The most effective communication assets are often those that balance professional presentation, brand consistency, usability and scalability.
That tension between design quality and business usability is unlikely to disappear.
Designers are moving up the value chain
The rise of DIY design tools, editable templates and AI-assisted content creation has not eliminated the need for professional designers. If anything, it is changing where their expertise is most valuable.
Increasingly, employees and approved suppliers are being empowered to produce routine branded content independently using templates, asset libraries and established brand systems.
That shift allows professional designers to focus on more strategic and high-value work such as campaign development, brand evolution, creative direction, complex communications and system design.
In many organisations, the question is no longer whether non-designers can create content. It is whether they can do so consistently, efficiently and within brand standards.
Will designers embrace a broader stewardship role?
The democratisation of design means professional graphic designers may be called upon to play a broader role in building and maintaining brand capability across the business.
That may involve:
- educating teams
- improving briefing quality
- developing usable templates
- maintaining asset libraries
- supporting non-designers and
- helping employees work within brand systems more confidently and consistently.

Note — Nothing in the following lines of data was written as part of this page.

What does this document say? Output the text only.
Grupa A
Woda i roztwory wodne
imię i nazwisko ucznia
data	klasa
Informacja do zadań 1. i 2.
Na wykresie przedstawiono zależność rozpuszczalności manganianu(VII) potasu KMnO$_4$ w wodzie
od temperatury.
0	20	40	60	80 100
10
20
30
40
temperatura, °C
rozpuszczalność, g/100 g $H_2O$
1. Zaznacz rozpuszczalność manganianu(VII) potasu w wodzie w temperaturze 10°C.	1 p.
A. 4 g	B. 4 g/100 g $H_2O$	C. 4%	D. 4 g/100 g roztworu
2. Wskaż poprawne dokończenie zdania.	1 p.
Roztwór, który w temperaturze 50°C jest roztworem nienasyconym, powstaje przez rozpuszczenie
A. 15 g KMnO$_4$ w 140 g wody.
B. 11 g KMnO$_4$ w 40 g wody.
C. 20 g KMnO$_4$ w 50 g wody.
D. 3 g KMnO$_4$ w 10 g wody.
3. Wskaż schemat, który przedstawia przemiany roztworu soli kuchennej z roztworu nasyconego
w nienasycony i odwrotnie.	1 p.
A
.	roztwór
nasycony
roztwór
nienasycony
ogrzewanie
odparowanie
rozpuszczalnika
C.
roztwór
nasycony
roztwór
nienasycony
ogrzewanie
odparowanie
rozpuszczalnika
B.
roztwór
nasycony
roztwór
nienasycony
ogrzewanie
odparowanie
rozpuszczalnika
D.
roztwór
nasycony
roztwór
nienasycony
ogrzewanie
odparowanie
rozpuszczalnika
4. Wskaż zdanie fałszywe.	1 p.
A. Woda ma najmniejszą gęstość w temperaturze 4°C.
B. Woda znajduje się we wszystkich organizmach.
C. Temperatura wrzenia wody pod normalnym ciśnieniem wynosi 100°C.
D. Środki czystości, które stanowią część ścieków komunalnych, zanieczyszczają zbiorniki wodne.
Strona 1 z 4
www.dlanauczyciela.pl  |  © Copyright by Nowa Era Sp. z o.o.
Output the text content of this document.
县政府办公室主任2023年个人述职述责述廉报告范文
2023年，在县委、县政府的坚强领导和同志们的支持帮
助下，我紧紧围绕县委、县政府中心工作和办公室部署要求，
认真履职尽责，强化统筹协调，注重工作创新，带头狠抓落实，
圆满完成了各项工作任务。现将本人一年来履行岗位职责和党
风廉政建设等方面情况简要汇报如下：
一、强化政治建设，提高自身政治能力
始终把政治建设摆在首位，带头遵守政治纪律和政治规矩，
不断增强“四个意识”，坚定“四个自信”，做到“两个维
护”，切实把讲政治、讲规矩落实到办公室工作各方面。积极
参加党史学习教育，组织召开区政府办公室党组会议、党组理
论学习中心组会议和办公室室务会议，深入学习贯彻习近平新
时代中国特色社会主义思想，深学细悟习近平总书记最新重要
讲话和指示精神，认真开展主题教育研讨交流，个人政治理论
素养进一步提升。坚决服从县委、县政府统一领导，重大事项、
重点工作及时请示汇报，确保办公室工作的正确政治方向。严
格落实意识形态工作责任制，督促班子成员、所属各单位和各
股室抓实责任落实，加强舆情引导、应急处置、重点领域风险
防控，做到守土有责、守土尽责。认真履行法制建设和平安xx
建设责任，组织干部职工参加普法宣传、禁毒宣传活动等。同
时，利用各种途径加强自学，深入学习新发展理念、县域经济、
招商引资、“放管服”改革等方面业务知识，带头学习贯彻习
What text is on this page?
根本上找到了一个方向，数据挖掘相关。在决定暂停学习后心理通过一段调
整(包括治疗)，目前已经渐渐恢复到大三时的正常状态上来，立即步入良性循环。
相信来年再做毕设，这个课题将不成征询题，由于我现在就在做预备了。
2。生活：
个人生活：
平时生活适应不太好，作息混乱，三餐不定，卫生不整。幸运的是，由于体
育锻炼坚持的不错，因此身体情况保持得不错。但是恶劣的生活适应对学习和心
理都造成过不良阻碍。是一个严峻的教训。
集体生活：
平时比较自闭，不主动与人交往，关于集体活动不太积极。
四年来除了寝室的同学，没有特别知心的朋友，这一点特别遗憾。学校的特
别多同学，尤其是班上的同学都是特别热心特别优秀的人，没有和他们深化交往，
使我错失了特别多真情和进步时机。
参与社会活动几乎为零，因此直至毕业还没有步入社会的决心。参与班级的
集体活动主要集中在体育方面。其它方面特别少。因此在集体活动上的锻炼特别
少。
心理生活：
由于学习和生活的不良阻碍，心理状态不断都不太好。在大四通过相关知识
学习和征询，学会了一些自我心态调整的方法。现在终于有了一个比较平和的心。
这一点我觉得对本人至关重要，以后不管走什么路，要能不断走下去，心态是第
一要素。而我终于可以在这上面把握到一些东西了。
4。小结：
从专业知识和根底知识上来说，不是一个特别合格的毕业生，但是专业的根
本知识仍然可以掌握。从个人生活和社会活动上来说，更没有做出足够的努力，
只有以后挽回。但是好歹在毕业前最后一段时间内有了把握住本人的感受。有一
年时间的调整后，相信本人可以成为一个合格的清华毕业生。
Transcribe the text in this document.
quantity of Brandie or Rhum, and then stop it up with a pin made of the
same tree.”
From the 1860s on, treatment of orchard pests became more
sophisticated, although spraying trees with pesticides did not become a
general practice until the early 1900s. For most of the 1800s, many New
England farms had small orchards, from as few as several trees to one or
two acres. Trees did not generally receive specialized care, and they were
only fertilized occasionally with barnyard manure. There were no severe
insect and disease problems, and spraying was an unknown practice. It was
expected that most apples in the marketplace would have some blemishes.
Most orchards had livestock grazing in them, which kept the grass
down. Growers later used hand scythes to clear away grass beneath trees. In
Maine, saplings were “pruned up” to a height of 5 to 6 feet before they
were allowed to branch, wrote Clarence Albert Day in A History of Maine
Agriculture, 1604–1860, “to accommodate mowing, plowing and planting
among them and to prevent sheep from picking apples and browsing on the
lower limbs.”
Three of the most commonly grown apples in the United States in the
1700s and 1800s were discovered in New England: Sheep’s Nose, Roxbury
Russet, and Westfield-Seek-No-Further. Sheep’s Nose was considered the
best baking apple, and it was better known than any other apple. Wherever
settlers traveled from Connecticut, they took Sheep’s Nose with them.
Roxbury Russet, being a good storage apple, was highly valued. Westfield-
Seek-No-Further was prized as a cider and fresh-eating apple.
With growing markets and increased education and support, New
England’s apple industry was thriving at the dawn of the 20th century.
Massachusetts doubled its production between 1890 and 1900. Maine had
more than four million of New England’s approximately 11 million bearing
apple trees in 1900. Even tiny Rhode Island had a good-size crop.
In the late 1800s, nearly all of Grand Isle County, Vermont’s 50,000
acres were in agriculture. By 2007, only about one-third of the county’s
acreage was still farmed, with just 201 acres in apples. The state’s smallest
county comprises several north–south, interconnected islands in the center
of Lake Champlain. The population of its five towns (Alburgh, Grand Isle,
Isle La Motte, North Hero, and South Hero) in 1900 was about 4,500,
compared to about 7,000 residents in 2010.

In many respects, this represents a significant shift in the role of the designer — away from being solely a creator of assets and towards becoming a steward, educator and systems thinker.
The question is whether all designers will be willing, or equipped, to embrace that role.
Education, coaching, stakeholder engagement, process discipline and systems maintenance require different capabilities to those traditionally associated with creative careers. Yet those skills may become just as important as creative execution itself.